Thank you, my friends, for sharing your thoughts and your own pain.

I truly believe that one way to break the cycle of addiction, co-dependency and dysfunction is to be open and honest about it.

Many of my cousins feel the same way, and I pray that the next generation will have a better chance of living healthier lives.

I also wanted to share that I have heard from other people suffering as a result of addiction who wanted to communicate privately. Please pray that they will keep taking steps in the right direction.

Love you.
xo

Margie

Kathy,
Thanks SO much for sharing this. You have no idea how this has helped with understanding things better because, as sad as this awful addiction is, we have a brother who is a HORRIBLE alcoholic!! The only one of 9 kids and the only one in our family but he is a mess and has destroyed his relationship with his own family (lost his wife through divorce and kids who will not talk with him). I so appreciate your honesty and my heart goes out to you. It makes me think of my dear nieces and nephews who are going through so much with their own Dad what you went through with yours. We have done EVERYTHING we can and he is one "lucky" man, if you can call it that, with the "help" we TRIED to give him. Thousands of dollars spent to help him yet....no appreciation from him and still an alcoholic. However, in hindsight, WE needed to understand addiction better because we were also enablers without realizing it. Thank you again and again! You have no idea how this has helped in so many ways. Sadly, he is "choosing" alcohol over all else in life...wonderful family relationships, including seeing his own sweet grandchildren. ~Blessings to you always.

Kathy Reschini Sweeney

Margie- get to an Al-Anon meeting. If the first group you find isn't a good fit, look for another one. They really can help save your sanity.

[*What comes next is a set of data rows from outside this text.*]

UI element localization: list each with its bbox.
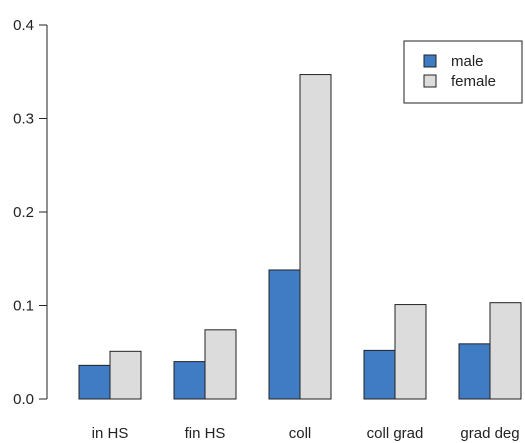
category-label: fin HS xyxy=(185,425,226,442)
bar-female xyxy=(299,74,332,400)
legend-box xyxy=(403,40,523,104)
category-label: coll xyxy=(289,425,312,442)
category-label: coll grad xyxy=(367,425,424,442)
y-axis: 0.0 0.1 0.2 0.3 0.4 xyxy=(13,17,48,408)
bar-male xyxy=(363,349,396,400)
legend-label-female: female xyxy=(451,73,496,90)
bar-male xyxy=(78,364,111,400)
legend-swatch-female xyxy=(423,74,437,88)
category-labels: in HS fin HS coll coll grad grad deg xyxy=(92,425,520,442)
y-tick-label: 0.2 xyxy=(13,204,34,221)
bar-male xyxy=(458,343,491,400)
y-tick-label: 0.1 xyxy=(13,298,34,315)
bar-female xyxy=(204,329,237,400)
y-tick-label: 0.3 xyxy=(13,111,34,128)
bar-male xyxy=(173,361,206,400)
bar-female xyxy=(489,302,522,400)
y-tick-label: 0.0 xyxy=(13,391,34,408)
category-label: in HS xyxy=(92,425,129,442)
bar-female xyxy=(109,350,142,400)
bars xyxy=(78,74,522,400)
category-label: grad deg xyxy=(460,425,519,442)
legend: male female xyxy=(403,40,523,104)
bar-male xyxy=(268,269,301,400)
legend-label-male: male xyxy=(451,53,484,70)
legend-swatch-male xyxy=(423,54,437,68)
y-tick-label: 0.4 xyxy=(13,17,34,34)
bar-female xyxy=(394,304,427,400)
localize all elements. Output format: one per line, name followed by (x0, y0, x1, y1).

I would give the same advice to the rest of your family - especially when others make sacrifices (money, time, emotion) in an effort to help an addict - the resentment can eat at you like poison.

Hang in there!

Margie

Thanks so much, Kathy! You are helping people more than you probably realize!!

Diane Russom Harrison

My father was one of 11 children 9 of which had a problem with alcohol. Some were full blown alcoholics; some were alcohol abusers, my father being one of those.
Neither I nor any of my siblings drink. My daughter does not drink. We are too aware of the dangers of genetic addiction.
Unfortunately, I have watched the ravages of addiction in my cousins and their children. I can do nothing but pray that they will get help.
Thanks for your guts and honesty in your blog. We have missed you and are glad you are back!

Debby

Dearest Kathy ~ it takes incredible strength to be able to take a stand for something so important, in the hopes that it will help others or save others. Hugs to you and your family.

Diane Pugliese Grindle

I remember a good man--my cousin, Roger, before alcohol took him. I mourned him then. The problem is that you continue to mourn the loss of that person even though they still live.